O desencadeamento A morte da mãe parece ter sido o desencadeante de seus episódios psicóticos. Até aquele momento, bem ou mal, o sujeito conseguira se segurar. Porque a psicose não se desencadeou anteriormente, já que todas as condições para sua ocorrência já estavam dadas? Porque se desencadeou neste momento?
A morte da mãe (e o suicídio do irmão) parece(m) ter funcionado como o elemento terceiro que rompeu a homeostase do par mãe-filho. A morte fez apelo ao NP, a uma simbolização. Se há FNP, “o que aparece no Outro é um buraco que, por carência do efeito metafórico, provocará um buraco correspondente no lugar da significação fálica e iniciará a cascata de remanejamento do significante, de onde procede ao desastre crescente do imaginário”.
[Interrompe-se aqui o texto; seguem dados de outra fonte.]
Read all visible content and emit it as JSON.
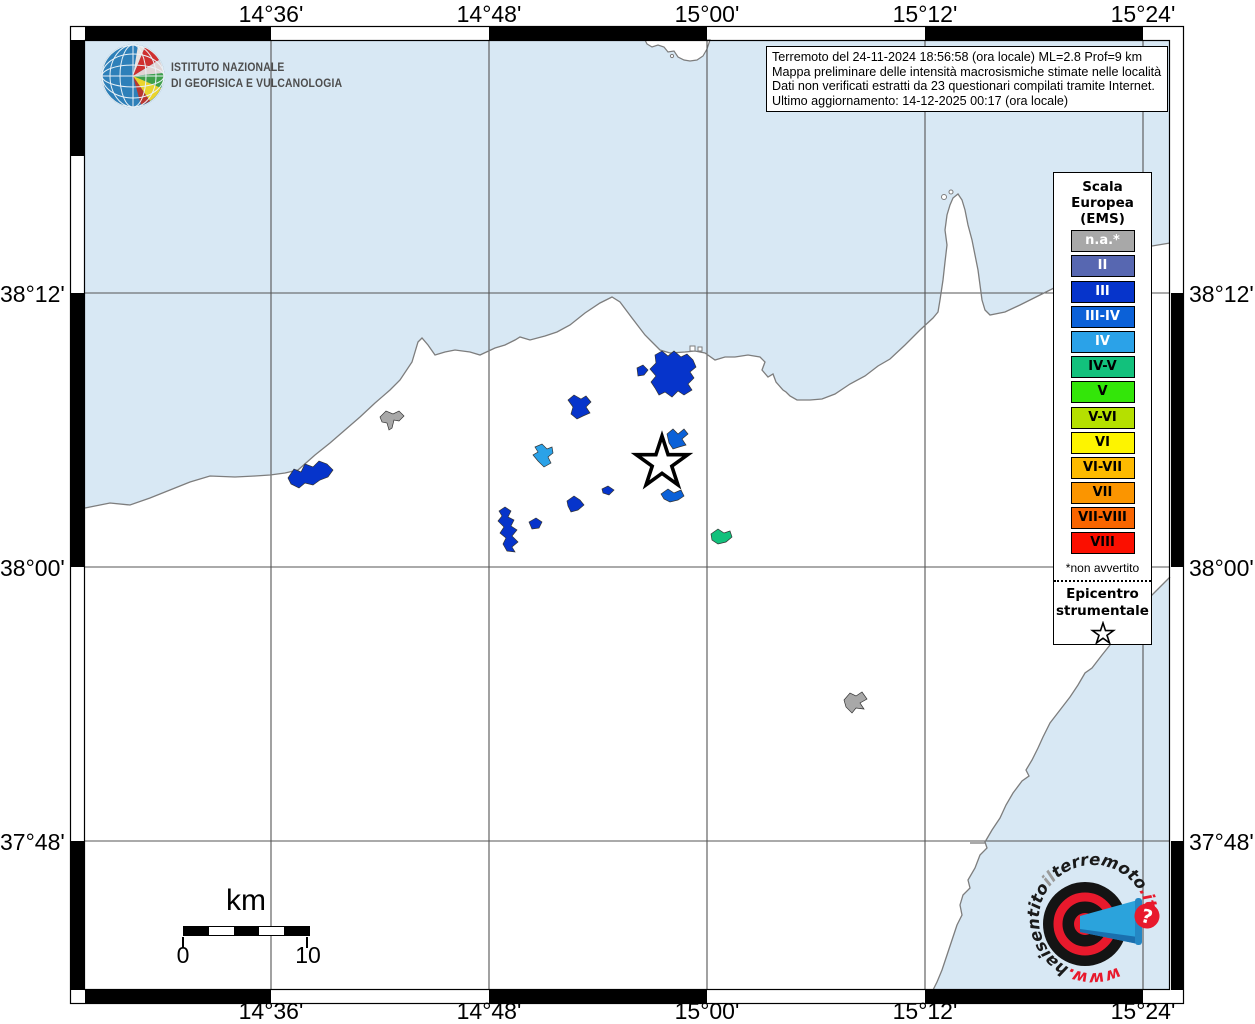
{
  "info_box": {
    "lines": [
      "Terremoto del 24-11-2024 18:56:58 (ora locale) ML=2.8 Prof=9 km",
      "Mappa preliminare delle intensità macrosismiche stimate nelle località",
      "Dati non verificati estratti da 23 questionari compilati tramite Internet.",
      "Ultimo aggiornamento: 14-12-2025 00:17 (ora locale)"
    ]
  },
  "branding": {
    "institute_line1": "ISTITUTO NAZIONALE",
    "institute_line2": "DI GEOFISICA E VULCANOLOGIA"
  },
  "axes": {
    "top": [
      "14°36'",
      "14°48'",
      "15°00'",
      "15°12'",
      "15°24'"
    ],
    "bottom": [
      "14°36'",
      "14°48'",
      "15°00'",
      "15°12'",
      "15°24'"
    ],
    "left": [
      "38°12'",
      "38°00'",
      "37°48'"
    ],
    "right": [
      "38°12'",
      "38°00'",
      "37°48'"
    ]
  },
  "legend": {
    "title_lines": [
      "Scala",
      "Europea",
      "(EMS)"
    ],
    "items": [
      {
        "label": "n.a.*",
        "color": "#a8a8a8",
        "text_color": "#ffffff"
      },
      {
        "label": "II",
        "color": "#5767b1",
        "text_color": "#ffffff"
      },
      {
        "label": "III",
        "color": "#0634cb",
        "text_color": "#ffffff"
      },
      {
        "label": "III-IV",
        "color": "#0b61d8",
        "text_color": "#ffffff"
      },
      {
        "label": "IV",
        "color": "#2ba2e8",
        "text_color": "#ffffff"
      },
      {
        "label": "IV-V",
        "color": "#12c17c",
        "text_color": "#000000"
      },
      {
        "label": "V",
        "color": "#33e609",
        "text_color": "#000000"
      },
      {
        "label": "V-VI",
        "color": "#b5e000",
        "text_color": "#000000"
      },
      {
        "label": "VI",
        "color": "#fdf400",
        "text_color": "#000000"
      },
      {
        "label": "VI-VII",
        "color": "#fdba00",
        "text_color": "#000000"
      },
      {
        "label": "VII",
        "color": "#fb9500",
        "text_color": "#000000"
      },
      {
        "label": "VII-VIII",
        "color": "#f96500",
        "text_color": "#000000"
      },
      {
        "label": "VIII",
        "color": "#fb0f00",
        "text_color": "#000000"
      }
    ],
    "footnote": "*non avvertito",
    "epicenter_label_line1": "Epicentro",
    "epicenter_label_line2": "strumentale"
  },
  "scale_bar": {
    "unit": "km",
    "start": "0",
    "end": "10"
  },
  "map": {
    "sea_color": "#d8e8f4",
    "land_color": "#ffffff",
    "grid_color": "#555555",
    "coast_color": "#7d7d7d",
    "palette": {
      "na": "#a8a8a8",
      "II": "#5767b1",
      "III": "#0634cb",
      "III-IV": "#0b61d8",
      "IV": "#2ba2e8",
      "IV-V": "#12c17c",
      "V": "#33e609",
      "V-VI": "#b5e000",
      "VI": "#fdf400",
      "VI-VII": "#fdba00",
      "VII": "#fb9500",
      "VII-VIII": "#f96500",
      "VIII": "#fb0f00"
    },
    "towns": [
      {
        "intensity": "III"
      },
      {
        "intensity": "na"
      },
      {
        "intensity": "III"
      },
      {
        "intensity": "IV"
      },
      {
        "intensity": "III"
      },
      {
        "intensity": "III"
      },
      {
        "intensity": "III-IV"
      },
      {
        "intensity": "III-IV"
      },
      {
        "intensity": "III"
      },
      {
        "intensity": "III"
      },
      {
        "intensity": "III"
      },
      {
        "intensity": "III"
      },
      {
        "intensity": "IV-V"
      },
      {
        "intensity": "na"
      }
    ]
  },
  "watermark": {
    "url_parts": [
      {
        "text": "www.",
        "color": "#e8192c"
      },
      {
        "text": "haisentito",
        "color": "#1a1a1a"
      },
      {
        "text": "il",
        "color": "#9a9a9a"
      },
      {
        "text": "terremoto",
        "color": "#1a1a1a"
      },
      {
        "text": ".it",
        "color": "#e8192c"
      }
    ],
    "question_mark": "?"
  }
}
O apelo ao NP, no contexto da morte da mãe, encontrou, por efeito da forclusão, um buraco. Não houve como responder, no plano simbólico, a este evento. No lugar da simbolização de uma falta ou da subjetivação do significante da falta ou do trabalho de luto, ST encontra literalmente o buraco deixado pela morte de sua mãe. Tenta se alojar neste buraco dormindo ao lado do túmulo da mãe, mas isto não basta.
Começa a apresentar episódios, que na terminologia freudiana, poderiam ser chamados de melancólicos: “depressão profundamente dolorosa em que há uma suspensão do interesse pelo mundo externo, a perda da capacidade de amar, a inibição de toda atividade e a diminuição do sentimento de auto-estima, manifestadas em auto-acusações e auto-injúrias podendo chegar à espera delirante de punição”.
Diferente do trabalho de luto, que deverá consumar e simbolizar a ausência do objeto, na vertente da lógica melancólica a sombra do objeto recai sobre o Eu e assistimos simultaneamente à morte do objeto e a morte do eu.
Incapaz de simbolizar a perda do objeto torna-se este objeto um dejeto imprestável, morrendo ou desejando morrer junto com ele. Acusa-se ou é acusado por isto: “imprestável”. Ao mesmo tempo, as vozes que o injuriam sinalizam sua não resolução sexual: “bicha”. É a voz superegóica ouvida como procedente do real.
O retorno no real daquilo que não foi simbolizado transparece nos fenômenos alucinatórios e nos fenômenos do humor petrificado da tristeza vital. Não chega a se constituir propriamente o delírio, apenas esboços da idéia delirante de culpa e de indignidade. Estas idéias buscam restituir o Outro em sua função de punição e o colocam na posição de castigado pelo Outro.
O objeto a, não extraído, não funciona mais como causa do desejo, mas como (a)bjeto. Busca extraí-lo pela castração cirúrgica. Simultaneamente, a cadeia significante não se desloca, não se metonimiza, há uma lentificação. Tudo pára nesta hemorragia libidinal.
Conclusões e Perguntas
S.T. permaneceu internado por aproximadamente três meses, recebendo alta melhorado após administração de Imipramina e Olanzapina, sem evidenciar sinais da melancolia que o acometeu. Sem melancolia e transexual. Três meses após foi reinternado, no IPQ, com os mesmos sintomas.
De um ponto de vista psicanalítico podemos afirmar, pela 1ª clínica, que ST estruturou-se psicoticamente e pela 2ª que “usou” o sintoma transexual como suplência, como um dos nomes do pai, como um nó que permitiu amarrar de uma maneira precária os registros. A incidência da morte desestabilizou a montagem desencadeando os episódios melancólicos.
Se estivesse em uma análise, qual seria a direção do tratamento? Qual seria a posição do analista em relação, por ex, à sua demanda cirúrgica?